Although historically the yield of each acre put under the plow has increased since the introduction of agriculture 10,000 or so years ago, that general fact ignores wide areas that were once productive but are now barren because of tillage-based agriculture. Montgomery and his colleagues warn that those times are coming to the current breadbaskets of the world and sooner than we’d like.

So on the demand side, food is less nutritious because of industrial agriculture that artificially increases crop yields so that the plant’s capacity to take up nutrients from the soil is outstripped by its growth rate. On the supply side, tillage strips away nutrients available to crops.

As I’m sure you can imagine, there are a number of more-of-the-same answers to this problem. One is referred to as remineralization: cook up nutrients in industrial labs and add them to dirt. Unfortunately, those nutrients are finite resources themselves: at some point, we’d run out of them. Another solution is genetically engineered crops that are more efficient at extracting nutrients from soil. Aside from the fantasy that GMO will feed the world with little more than PR for scientific evidence, it does nothing for the health of the soil itself.

The sane answer is what’s referred to as agroecology: the design and management of food systems based on ecological integration. A lot’s packed into that, but practically what it says is that agroecology is a technology used to grow and distribute nutrient dense food, integrates the farm into the local culture, political economy, and ecology, and improves and maintains the health of the soil.

This isn’t a fringe idea. The UN Special Rapporteur on the Right to Food says that the new Green Revolution is agroecology.

 But that’s not the direction in which feeding the world is headed. For example, there’s an organization called Peak Soil Indexes that is creating what it calls “investment opportunities” for the purchase of farmland as a commodity. Since the financial crisis of 2009, investment capital has flooded the Third World, especially Africa, to buy up farmland from small farmers. As a consequence, farm productivity has dropped.

Why is that?

Because investment capital isn’t interested in tending the land and growing food. It’s interested in growing money. Farmland has become one of the latest speculative bubbles. Productivity drops either because land is taken out of production or because any farming that takes place is industrial farming—you know, the kind that’s hell on wheels for degrading the nutrient value of crops and the soil from which they grow.

It turns out that worldwide, small farmers produce 70% of food on 25% of the land. That is, of all the land in the world being farmed, one quarter (25%) is cultivated by small farmers. Those small farms produce over two-thirds of the food people actually eat.

Many of those small farms use traditional methods that approximate agroecological practices.

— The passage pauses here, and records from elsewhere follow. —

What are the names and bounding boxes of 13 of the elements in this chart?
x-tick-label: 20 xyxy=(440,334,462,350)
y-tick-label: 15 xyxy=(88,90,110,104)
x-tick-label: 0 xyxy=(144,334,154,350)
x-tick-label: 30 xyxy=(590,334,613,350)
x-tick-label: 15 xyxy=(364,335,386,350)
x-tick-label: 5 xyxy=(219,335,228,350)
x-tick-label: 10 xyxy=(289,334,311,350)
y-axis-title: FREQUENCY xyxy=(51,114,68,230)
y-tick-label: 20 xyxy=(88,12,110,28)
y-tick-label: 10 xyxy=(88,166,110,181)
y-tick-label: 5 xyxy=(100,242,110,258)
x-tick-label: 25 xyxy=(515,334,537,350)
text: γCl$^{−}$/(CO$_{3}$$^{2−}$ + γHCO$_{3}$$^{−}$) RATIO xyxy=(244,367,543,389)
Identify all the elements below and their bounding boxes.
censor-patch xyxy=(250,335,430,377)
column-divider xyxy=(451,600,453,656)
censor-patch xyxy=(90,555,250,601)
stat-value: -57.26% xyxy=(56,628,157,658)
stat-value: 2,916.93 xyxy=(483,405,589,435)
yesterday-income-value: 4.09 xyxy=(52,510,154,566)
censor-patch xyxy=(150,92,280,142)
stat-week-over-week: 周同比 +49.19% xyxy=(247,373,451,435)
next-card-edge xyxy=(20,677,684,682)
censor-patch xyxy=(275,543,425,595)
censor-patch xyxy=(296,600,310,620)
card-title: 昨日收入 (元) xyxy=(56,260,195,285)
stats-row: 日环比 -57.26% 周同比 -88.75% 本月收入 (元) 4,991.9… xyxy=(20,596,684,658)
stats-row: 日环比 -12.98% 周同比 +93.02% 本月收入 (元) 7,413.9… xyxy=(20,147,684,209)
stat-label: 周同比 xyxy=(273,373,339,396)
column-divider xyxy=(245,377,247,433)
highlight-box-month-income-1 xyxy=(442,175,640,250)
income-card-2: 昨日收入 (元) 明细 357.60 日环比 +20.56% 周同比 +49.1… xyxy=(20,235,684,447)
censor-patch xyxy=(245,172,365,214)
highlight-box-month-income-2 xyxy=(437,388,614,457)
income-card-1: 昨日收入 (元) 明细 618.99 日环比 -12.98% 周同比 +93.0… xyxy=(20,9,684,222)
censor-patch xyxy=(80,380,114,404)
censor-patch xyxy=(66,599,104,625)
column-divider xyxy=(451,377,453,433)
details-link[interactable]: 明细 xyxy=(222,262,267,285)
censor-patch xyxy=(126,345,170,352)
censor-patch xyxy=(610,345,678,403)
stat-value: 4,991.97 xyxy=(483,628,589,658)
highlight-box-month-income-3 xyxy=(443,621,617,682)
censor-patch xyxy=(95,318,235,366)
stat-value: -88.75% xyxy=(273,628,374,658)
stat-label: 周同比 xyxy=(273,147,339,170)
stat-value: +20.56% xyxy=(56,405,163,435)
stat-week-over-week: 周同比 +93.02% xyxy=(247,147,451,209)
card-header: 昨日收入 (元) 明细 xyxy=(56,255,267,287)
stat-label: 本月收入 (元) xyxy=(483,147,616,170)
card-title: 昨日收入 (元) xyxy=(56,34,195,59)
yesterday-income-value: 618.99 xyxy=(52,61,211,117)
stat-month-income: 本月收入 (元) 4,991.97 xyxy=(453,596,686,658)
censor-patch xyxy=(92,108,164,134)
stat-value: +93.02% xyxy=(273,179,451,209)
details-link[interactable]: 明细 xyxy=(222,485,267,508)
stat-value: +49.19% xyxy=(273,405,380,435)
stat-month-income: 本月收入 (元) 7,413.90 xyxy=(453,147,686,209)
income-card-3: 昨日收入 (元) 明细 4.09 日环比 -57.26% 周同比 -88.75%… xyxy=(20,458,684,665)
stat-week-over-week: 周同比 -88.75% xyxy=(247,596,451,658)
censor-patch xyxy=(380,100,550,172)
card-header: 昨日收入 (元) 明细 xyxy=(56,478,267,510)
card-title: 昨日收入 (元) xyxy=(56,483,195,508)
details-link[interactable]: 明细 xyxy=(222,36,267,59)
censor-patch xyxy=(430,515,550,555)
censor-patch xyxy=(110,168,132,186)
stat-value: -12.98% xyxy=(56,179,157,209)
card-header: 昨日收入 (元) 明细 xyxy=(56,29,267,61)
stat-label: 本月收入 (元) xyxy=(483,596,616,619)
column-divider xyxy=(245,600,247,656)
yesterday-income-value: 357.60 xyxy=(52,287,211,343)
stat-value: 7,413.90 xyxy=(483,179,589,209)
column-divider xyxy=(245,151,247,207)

So although nutrient degradation and peak soil appear as technical problems, as being about agricultural practices, as being about the adoption of ecologically sane technologies by farmers, in fact nutrient degradation and peak soil are problems of political economy. What I mean is that the politics are not about encouraging the right kind of technology but about making sure we have the right kind of land ownership.

And if you think this is exclusively a Third World problem, think again. The speculator’s friend Peak Soil Indexes is all about finding farmland investments in the United States, a speculative bubble that is expected to make half of all small farms disappear over the next decade.

More nutritious food? Feed the world? Sure thing. Shop agroecology. Grow your own agroecologically. Organize against industrial agriculture.